Le rêve du tramway fantôme qui traverse une ville enneigée est récurrent et il pénètre le sommeil à l’improviste et sans aucune violence.
C’est une boucle, une répétition qui semble sans fin, une douceur, une berceuse qui vous prend dans ses bras et vous roule doucement au point que vous ne voudriez plus vous réveiller.
Ce tramway fantôme ressemble à s’y méprendre au tramway nommé Mamadou. Il s’enfonce doucement à travers une ville enneigée en boucle. Sur les toits des cheminées fument, tout est en noir et blanc. Le tramway semble ne jamais s’arrêter nulle part. Les voyageurs ne s’en plaignent pas. Ils dodelinent.

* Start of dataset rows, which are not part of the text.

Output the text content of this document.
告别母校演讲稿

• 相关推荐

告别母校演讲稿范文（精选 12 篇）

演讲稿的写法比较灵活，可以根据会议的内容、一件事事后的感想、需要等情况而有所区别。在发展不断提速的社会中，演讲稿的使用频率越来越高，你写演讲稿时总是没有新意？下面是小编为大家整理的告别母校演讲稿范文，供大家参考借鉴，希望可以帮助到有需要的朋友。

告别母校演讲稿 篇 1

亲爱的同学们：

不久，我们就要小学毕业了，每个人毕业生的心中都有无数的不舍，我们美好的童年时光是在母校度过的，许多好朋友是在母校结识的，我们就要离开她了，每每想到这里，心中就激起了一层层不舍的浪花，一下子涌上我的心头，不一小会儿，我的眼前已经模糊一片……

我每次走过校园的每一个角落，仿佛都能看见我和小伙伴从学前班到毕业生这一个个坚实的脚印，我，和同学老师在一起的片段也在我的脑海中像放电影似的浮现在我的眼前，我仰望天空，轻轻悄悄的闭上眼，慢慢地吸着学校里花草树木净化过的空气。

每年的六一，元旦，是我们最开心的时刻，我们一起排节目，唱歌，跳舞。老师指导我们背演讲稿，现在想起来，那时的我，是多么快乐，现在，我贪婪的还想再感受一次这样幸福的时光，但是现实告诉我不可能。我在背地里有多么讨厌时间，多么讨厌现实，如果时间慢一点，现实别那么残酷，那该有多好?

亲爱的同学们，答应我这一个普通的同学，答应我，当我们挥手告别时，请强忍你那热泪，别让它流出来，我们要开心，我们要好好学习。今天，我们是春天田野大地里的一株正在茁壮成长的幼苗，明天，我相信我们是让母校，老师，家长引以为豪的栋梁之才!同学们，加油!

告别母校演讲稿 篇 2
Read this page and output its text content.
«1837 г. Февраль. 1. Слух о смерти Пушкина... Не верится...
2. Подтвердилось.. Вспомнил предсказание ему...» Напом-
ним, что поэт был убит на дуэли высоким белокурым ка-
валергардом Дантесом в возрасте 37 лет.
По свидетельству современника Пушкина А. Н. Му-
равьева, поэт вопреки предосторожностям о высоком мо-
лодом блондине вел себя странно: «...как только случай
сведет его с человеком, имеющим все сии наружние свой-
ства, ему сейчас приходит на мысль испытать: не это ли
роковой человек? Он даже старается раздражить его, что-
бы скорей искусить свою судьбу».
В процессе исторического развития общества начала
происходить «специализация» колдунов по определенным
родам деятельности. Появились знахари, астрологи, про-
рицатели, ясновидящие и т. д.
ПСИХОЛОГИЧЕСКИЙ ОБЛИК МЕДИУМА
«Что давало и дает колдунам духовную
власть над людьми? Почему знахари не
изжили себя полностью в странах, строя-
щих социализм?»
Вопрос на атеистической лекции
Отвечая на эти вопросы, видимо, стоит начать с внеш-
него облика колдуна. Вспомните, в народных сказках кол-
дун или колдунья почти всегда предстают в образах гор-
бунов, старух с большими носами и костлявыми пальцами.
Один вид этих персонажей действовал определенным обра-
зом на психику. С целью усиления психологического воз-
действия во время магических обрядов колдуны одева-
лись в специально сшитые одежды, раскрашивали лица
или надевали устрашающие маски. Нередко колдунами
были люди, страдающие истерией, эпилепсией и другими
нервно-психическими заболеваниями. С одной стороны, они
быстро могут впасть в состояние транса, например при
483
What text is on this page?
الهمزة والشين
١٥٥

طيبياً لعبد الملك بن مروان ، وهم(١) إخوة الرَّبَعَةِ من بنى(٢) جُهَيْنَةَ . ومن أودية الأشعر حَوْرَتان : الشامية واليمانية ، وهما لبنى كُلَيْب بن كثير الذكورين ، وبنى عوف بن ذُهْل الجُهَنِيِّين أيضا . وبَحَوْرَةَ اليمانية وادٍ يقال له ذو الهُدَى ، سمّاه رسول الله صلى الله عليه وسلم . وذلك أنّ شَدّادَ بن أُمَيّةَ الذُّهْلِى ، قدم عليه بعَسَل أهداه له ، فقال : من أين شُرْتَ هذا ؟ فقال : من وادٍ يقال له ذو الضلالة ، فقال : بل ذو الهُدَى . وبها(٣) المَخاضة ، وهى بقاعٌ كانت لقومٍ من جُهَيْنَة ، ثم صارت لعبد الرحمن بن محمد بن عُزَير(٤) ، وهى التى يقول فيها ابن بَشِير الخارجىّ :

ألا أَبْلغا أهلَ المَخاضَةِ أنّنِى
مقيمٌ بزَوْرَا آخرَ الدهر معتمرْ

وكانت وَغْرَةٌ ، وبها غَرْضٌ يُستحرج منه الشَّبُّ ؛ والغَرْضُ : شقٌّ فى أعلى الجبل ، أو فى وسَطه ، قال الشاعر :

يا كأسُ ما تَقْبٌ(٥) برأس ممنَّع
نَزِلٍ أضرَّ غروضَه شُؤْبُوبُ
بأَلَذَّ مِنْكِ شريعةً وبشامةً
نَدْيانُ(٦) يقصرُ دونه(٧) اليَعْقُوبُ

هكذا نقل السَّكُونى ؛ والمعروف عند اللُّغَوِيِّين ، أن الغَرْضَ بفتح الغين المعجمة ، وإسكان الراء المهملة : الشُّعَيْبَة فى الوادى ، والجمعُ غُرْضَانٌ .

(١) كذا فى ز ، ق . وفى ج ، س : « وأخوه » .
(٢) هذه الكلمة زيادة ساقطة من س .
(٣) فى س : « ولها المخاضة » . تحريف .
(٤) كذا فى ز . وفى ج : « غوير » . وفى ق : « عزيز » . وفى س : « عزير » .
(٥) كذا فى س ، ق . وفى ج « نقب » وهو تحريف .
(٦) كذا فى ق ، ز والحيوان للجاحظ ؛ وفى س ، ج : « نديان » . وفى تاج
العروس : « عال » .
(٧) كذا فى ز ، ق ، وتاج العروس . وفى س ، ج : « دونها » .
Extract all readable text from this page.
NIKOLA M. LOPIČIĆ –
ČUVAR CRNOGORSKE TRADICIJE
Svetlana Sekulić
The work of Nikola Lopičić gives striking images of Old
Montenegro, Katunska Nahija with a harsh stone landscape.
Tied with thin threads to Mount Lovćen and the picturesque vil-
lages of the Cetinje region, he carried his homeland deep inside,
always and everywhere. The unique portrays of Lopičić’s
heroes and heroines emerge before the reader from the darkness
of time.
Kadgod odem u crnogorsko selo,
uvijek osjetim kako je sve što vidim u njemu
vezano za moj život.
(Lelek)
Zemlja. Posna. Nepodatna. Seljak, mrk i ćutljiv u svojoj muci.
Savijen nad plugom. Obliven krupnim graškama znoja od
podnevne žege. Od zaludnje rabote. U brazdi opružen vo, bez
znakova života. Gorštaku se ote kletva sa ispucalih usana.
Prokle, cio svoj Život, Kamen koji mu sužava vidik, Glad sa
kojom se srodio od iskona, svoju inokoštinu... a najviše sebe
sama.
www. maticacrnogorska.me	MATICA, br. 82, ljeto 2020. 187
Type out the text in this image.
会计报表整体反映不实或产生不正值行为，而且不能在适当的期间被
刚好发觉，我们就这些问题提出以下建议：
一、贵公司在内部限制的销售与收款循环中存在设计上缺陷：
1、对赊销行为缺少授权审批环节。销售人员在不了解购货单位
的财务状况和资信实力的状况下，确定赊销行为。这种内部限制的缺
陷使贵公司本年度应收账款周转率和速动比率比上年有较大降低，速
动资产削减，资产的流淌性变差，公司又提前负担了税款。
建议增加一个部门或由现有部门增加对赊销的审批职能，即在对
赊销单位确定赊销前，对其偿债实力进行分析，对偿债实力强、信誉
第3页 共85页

Dans ce tramway on est à peine ballotté dans les courbes. Sa délicatesse aussi forte que son énergie nous rassure. Aucun passager ne parle assez fort pour que l’on comprenne ce qu’il veut signifier. Pourtant on est tous dans cette même grande machine longue et déterminée. Curieusement, on voit toujours, à un moment ou à un autre, le visage des passagers de face et aucun n’est agressif. On les reconnaît. Tous les passagers sont aussi présents dans le blog Histoire sauvage. Pourquoi ce blog-là et pas un autre ?
Difficile à expliquer.
Faut-il expliquer ce que l’on aime ?
Toutes les scènes me rappellent quelque chose que j’ai vu dans l’histoire sauvage.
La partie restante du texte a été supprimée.